Porque la paranoia es una patología clínica y también un regalo de la inteligencia, que se manifiesta a través del talento para leer entre líneas. El paranoico es un metafísico en potencia, el dueño de una mente apta para la elaboración de sistemas especulativos y la identificación de patrones que parecen poner fin a la aleatoriedad de la existencia.

Cuando todo adquiere importancia, porque todo puede representar una pista, una señal o un síntoma, nada escapa al escrutinio del pensamiento. Todos somos paranoicos en algún grado. Nadie se toma lo que venga al pie de la letra. El intelectual crítico, el espécimen mejor entrenado para establecer conexiones, se pasma cuando renuncia a aplicar la “hermenéutica de la sospecha” atribuida a Marx, Nietzsche y Freud, los mayores maestros en el arte de deshacer las versiones oficiales de la modernidad y la condición humana.

Ginsberg visitó Chile durante su etapa de exhibicionismo confesional. Ya la poesía beat y la antipoesía de Nicanor Parra iban camino a convertirse en hermanas de sangre, y las traducciones de la una al castellano y de la otra al inglés oficiarían como la ceremonia que consagró ese pacto. Mientras estaba en Santiago, Ginsberg se alojaba en la casa de Parra, en La Reina. Se cuenta que el autor de Aullido se había criollizado apenas bajó del avión, autocalificándose de “roto choro”, y que además habría entrado al restaurante El Bosco, foco de la bohemia santiaguina, gritando: “¡Vengo a buscar cocaína y maricones!”.

En esos tiempos, llevar barba todavía no se había transformado en un gesto político trillado entre la juventud revolucionaria, por lo que Ginsberg, que lucía una enmarañada, en las calles era confundido por los niños como “representante de Fidel Castro”. El poeta Jorge Teillier, a su vez, le encontró pinta de predicador religioso y de comerciante ambulante.

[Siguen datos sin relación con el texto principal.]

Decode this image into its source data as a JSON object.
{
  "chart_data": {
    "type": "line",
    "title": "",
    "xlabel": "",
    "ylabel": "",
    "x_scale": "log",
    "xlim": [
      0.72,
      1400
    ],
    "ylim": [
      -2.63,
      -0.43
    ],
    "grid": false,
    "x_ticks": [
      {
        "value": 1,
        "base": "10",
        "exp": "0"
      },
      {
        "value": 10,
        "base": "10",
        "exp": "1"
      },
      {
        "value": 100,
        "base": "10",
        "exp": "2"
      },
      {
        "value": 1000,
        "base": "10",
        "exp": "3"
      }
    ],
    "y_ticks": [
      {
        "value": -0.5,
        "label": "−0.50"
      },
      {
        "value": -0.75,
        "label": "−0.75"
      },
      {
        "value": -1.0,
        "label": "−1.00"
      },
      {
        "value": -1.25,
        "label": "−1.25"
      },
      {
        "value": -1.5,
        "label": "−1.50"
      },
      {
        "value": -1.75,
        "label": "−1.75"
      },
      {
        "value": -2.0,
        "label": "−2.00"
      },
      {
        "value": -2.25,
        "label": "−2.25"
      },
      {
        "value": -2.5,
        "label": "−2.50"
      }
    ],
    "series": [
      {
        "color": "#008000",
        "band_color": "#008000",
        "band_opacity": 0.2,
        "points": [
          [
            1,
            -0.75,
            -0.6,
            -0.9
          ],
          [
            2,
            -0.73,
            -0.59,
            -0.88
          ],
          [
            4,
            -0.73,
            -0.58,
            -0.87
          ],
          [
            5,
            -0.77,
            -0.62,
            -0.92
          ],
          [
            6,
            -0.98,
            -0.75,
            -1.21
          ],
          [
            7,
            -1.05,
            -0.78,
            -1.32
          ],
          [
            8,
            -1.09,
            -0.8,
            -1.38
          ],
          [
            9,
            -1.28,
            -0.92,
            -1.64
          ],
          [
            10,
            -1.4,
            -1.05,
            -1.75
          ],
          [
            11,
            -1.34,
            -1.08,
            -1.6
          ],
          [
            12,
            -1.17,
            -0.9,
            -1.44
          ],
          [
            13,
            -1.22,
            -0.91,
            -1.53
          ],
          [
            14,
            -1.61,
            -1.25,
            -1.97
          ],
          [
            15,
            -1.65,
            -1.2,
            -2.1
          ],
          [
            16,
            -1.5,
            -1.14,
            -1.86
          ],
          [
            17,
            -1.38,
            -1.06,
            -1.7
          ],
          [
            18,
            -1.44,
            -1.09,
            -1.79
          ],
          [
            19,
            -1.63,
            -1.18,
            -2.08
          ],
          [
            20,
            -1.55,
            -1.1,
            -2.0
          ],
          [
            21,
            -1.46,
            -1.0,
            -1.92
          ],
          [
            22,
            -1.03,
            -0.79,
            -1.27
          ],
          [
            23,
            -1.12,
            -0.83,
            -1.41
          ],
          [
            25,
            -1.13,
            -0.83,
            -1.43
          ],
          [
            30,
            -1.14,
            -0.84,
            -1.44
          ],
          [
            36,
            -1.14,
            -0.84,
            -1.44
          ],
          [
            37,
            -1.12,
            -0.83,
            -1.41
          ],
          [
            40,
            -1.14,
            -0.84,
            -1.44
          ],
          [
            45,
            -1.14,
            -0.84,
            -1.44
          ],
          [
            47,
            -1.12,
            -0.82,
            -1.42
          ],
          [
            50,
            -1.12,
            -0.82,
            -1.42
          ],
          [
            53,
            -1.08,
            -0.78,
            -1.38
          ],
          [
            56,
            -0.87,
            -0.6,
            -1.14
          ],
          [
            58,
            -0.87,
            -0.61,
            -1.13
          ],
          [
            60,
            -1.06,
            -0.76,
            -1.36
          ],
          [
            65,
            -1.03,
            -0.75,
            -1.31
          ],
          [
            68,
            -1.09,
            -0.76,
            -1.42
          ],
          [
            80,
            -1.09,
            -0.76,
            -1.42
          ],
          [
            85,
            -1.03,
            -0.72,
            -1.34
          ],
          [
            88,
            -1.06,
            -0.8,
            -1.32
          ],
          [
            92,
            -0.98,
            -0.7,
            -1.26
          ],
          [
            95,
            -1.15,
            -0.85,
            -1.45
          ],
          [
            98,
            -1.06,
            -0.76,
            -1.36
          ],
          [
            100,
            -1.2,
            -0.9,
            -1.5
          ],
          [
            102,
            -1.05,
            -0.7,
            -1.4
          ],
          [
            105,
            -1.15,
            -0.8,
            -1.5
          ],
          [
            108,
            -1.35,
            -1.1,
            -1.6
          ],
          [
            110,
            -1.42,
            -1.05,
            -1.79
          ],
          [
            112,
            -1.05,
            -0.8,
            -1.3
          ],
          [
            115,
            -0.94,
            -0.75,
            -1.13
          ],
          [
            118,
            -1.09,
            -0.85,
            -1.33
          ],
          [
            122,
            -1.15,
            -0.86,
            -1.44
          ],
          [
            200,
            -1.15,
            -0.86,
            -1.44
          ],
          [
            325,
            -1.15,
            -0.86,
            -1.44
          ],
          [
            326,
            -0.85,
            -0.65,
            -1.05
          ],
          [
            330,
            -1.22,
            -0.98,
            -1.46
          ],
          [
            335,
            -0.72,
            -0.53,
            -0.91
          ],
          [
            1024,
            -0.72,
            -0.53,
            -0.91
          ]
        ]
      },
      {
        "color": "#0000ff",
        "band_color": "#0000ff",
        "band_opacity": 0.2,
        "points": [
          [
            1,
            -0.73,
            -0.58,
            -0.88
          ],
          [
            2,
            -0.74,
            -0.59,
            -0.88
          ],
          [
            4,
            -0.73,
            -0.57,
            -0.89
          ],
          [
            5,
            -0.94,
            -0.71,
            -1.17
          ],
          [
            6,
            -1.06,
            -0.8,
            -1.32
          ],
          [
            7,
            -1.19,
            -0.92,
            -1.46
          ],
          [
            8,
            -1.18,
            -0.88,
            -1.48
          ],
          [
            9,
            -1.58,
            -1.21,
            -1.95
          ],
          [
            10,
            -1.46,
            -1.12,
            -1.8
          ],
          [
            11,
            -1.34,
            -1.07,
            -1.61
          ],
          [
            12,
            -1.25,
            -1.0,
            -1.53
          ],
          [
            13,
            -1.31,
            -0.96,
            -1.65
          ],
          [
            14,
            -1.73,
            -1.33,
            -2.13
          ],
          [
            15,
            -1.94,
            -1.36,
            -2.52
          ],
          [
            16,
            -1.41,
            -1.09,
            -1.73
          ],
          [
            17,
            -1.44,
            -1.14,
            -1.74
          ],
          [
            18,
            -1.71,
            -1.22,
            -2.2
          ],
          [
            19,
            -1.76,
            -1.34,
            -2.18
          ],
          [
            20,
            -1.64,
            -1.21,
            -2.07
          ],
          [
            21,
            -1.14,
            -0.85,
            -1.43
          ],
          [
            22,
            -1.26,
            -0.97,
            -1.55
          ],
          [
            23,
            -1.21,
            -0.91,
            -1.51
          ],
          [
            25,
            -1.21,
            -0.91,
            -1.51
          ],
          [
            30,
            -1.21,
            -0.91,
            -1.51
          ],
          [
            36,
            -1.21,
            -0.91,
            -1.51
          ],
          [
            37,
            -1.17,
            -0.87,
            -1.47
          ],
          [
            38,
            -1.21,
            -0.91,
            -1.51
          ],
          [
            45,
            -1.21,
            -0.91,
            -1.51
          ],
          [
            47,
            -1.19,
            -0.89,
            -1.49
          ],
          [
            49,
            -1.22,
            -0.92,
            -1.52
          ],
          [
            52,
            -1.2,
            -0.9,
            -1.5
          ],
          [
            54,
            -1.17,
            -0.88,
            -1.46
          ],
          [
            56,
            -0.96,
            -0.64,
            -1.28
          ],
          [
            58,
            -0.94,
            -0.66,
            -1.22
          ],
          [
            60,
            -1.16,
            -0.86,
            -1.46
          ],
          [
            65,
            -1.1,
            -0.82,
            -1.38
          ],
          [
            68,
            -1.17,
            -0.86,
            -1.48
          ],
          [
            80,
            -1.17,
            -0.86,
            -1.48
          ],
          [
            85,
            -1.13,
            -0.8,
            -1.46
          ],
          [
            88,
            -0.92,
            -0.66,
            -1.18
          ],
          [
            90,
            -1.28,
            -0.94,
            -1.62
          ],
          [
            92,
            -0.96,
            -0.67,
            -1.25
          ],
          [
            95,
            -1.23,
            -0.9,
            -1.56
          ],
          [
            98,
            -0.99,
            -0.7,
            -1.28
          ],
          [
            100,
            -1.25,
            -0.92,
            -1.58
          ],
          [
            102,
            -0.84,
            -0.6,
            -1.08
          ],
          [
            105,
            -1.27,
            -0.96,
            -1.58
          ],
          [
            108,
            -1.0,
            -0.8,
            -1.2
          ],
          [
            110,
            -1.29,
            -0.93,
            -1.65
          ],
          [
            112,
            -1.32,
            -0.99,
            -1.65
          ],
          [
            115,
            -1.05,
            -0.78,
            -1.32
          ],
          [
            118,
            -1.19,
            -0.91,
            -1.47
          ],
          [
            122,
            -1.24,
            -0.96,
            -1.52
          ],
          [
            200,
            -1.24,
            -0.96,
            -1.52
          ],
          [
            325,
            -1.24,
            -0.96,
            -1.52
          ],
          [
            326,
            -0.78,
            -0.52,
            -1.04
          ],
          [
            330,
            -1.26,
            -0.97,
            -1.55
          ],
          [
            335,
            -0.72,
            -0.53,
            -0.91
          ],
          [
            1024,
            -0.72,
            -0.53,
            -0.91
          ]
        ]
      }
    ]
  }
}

En una carta a su pareja, Peter Orlovsky, fechada el 24 de enero de 1960, Ginsberg hace el balance de su paso por un célebre congreso literario en Concepción, donde medio mundo ansiaba la revolución, discurseaba sobre los trabajadores y debatía sobre el compromiso social de los escritores. Tal vez fastidiado por la rigidez del militante y el gusto por las consignas, Ginsberg transmitió en otra frecuencia: leyó y conferenció en una mezcla de inglés, castellano y francés, encabalgando poemas gay con disquisiciones sobre el jazz, las drogas, la prosodia, el alma y un largo etcétera.

A través de su amistad con el escritor Luis Oyarzún, a quien caracterizó como profesor de filosofía, poeta del montón, “botanista telepático” y astrónomo, Ginsberg accedió a una “sociedad secreta” homosexual, aunque no le sirvió de mucho si el objetivo era degustar los ejemplares locales: “No he dormido con nadie y me he masturbado dos veces”, le cuenta a Orlovsky, palabras antes de informarle de un viaje a Chiloé donde sueña con terminar Kaddish.

A todo esto, el término paranoia nació en 1863, en el ámbito de la psiquiatría alemana, y rápidamente designó, además de una patología individual, un fenómeno colectivo, un espécimen invadido por el orgullo y la suspicacia, y tironeado de aquí para allá por el complejo de persecución y el delirio de interpretación.